Finding Myself in Mexico: Part I
Why, I wonder, do I often find despair when faced with beauty? My second day on the beach of an all-inclusive hotel in a beautiful port of Mexico, and I can’t help but drown in my loneliness and sorrows, instead of getting drunk and drowning in the ocean or the pool. When I first arrived at the hotel (on my birthday, unnoticed by the hotel clerk) the woman checking me in asked what brought me around, and I said - honestly - that I was running away. From what? She asked. I thought: more like whom? So I told her: running from my family, from my responsibilities, from life, but mostly from myself. So you could imagine my surprise upon finding me in this hotel. The joke - perhaps a bad one - went unnoticed by the clerk. Confusion showing in her eyes but hidden behind the well trained customer service smile. And I’m sure lost somewhere in the language barrier, as it has so often been the case for me and ESL people. Well, actually, my humour is usually lost on most. But when someone finally gets it, man are they good!
But back to my despair that runs so rampantly. In truth, I did come here to run away. I’ve been running for a while now and it’s a sad truth that I’ve come to realize: I am in fact trying to run from myself. Or towards myself. Somehow they end up being the same thing. But I keep wondering where the changing point is? Eventually I hope I’ve run far enough away that I start running towards something. Perhaps a change in myself. My thought process is that if I completely abandon everything I am, or was, and put myself in situations I would otherwise have thoroughly avoided, I may find some new part of my being that I can strengthen into something more beautiful. Or at least just stronger than this piece of broken glass I feel like.
Part of these broken shards came from falling out of love and shattering in the process. I was reminded of that as I traveled to the more touristy area of this coastal town; so well known for it’s abundant gay life. I had hopes in mind of running across someone on the beach or in a bar who would marvel at my hidden beauty, and see the shimmer of the sun on the glass confetti that I am at the moment. This a concept that has rarely worked for me, but when it has, man has it felt good.

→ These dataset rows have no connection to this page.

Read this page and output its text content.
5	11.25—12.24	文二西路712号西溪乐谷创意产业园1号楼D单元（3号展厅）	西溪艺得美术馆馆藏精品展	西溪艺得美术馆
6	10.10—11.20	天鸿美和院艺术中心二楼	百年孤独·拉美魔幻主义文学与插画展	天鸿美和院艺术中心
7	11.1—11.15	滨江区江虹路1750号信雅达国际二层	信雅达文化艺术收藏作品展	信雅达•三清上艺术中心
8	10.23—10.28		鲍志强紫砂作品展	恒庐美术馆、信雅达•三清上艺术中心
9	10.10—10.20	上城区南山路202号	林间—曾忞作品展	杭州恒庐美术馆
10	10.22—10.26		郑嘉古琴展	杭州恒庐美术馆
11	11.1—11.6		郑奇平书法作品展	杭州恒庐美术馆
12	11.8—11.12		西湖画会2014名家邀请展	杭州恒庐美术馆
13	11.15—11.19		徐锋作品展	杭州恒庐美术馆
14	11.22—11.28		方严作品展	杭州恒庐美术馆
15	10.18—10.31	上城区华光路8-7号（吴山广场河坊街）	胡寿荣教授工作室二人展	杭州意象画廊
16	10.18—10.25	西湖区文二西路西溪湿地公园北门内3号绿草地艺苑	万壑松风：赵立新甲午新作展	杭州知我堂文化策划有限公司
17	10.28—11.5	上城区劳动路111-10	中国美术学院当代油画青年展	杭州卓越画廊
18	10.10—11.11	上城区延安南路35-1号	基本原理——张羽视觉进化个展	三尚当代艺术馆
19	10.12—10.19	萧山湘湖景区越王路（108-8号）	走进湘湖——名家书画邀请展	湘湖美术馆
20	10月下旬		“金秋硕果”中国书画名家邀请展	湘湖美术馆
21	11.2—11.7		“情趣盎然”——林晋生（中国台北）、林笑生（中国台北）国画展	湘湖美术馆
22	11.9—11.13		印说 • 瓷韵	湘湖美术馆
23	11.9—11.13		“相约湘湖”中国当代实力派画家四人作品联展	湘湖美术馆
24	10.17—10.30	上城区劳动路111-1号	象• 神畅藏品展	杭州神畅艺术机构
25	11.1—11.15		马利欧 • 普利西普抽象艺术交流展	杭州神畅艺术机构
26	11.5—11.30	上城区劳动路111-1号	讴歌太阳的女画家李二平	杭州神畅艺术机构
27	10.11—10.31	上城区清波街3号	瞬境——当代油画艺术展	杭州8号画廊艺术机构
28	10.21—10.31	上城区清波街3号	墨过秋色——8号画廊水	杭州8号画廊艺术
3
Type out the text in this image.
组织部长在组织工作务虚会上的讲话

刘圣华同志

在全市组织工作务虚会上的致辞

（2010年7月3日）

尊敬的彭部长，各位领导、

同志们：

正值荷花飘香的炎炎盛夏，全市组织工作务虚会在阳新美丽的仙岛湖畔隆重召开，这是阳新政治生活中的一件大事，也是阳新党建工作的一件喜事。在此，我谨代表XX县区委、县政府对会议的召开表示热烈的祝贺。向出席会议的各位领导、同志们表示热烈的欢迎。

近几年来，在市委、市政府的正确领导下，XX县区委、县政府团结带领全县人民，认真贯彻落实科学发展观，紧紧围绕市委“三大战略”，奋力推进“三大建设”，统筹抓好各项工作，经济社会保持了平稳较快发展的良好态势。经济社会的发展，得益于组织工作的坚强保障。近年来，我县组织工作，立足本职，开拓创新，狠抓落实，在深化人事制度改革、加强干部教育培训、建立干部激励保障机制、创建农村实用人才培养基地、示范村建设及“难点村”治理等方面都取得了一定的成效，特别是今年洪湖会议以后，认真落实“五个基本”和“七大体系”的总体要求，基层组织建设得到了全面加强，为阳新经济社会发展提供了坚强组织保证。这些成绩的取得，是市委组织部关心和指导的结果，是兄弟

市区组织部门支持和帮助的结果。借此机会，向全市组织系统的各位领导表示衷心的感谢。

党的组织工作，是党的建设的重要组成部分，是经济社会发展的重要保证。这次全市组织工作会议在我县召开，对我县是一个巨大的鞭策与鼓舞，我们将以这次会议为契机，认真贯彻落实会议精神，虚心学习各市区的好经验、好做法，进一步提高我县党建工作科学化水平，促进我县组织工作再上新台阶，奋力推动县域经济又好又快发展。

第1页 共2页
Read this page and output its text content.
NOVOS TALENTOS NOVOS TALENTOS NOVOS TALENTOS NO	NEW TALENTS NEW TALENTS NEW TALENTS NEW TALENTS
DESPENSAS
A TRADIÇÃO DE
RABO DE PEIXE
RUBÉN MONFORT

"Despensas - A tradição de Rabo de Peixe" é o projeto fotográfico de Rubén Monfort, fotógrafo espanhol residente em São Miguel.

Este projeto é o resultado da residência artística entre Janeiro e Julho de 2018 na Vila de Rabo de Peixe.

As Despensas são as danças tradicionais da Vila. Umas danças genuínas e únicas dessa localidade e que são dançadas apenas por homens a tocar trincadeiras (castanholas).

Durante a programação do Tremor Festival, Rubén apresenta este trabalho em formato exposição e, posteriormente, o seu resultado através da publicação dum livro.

But like most of the world right now, the crowds were scarce and secluded. I was just in time to sit on the beach and watch the sunset, and then I made my way into the streets looking for an opportunity. I wandered the cobblestone roads, exploring the abundant choices of restaurants and bars, while keeping my eyes peeled for gaggles of gays to lead me towards the right rainbow flag marked locations. I eventually found a spot, to sit like a loner and bob my head to the unneccessarily loud music, when I got the stupid idea to messge my ex. I hear of people making these poor decisions after break-ups and I’ve always thought: why? Do you have no self-control? And as it turns out, no, self-control flies out the door at the same time your ex walks through it for good.
He responded quite immediately, answering my question of if he was ok with a resounding no. And what followed was another lesson in the torture that follows a break-up. So I sat on a curb in the middle of a proliferate gay-cation destination, surrounded by potential “papi”s, and spent my time consoling my former lover, trying to ease a dialogue of persuasion into the phone so he wouldn’t forget that our love is something that can be recaptured. Meanwhile, our 30 minute conversation ended up being the last 30 minutes bars were open, so my night ended with me walking down empty streets, empty handed, and empty-hearted.
A 20 minute wait later, my taxi finally arrived, and much to my surprise, we somehow got directly onto the topic of exes. And what transpired was something I’ve fantasized about, but with a real understanding that it would probably forever stay as such. Yet out of the blue I found an attractive man in quite a random - if not prosaic - situation who was flirting with me. Our conversation flowed from our origin stories, to why I was traveling alone, to our shared experiences of love lost, and suddenly a date was planned for coffee the next day. I must say, my initial reaction was to say: no thank you, I’m on vacation and leaving in 36 hours. But then I halted my over-critical mind and thought: EVAN, just say yes to the man. Could you imagine, after having spent more time than you would like to admit, waiting for kismet to sneak up on you, and then you turn it away like a salesman at your door? See, my time challenging myself hasn’t been for naught.
Now, who can say if anything more than a coffee and a few hours spent not alone will come from this romp. But taking a chance like this is exactly what I need to get out of the pool of despair I keep swimming in, and out into the sun that I hope will simply kiss my skin, and not burn me. At the least, I hope that it gets my mind off of the same rotating thoughts that distract me from the world and away from phone calls with my ex that close me off to that same world.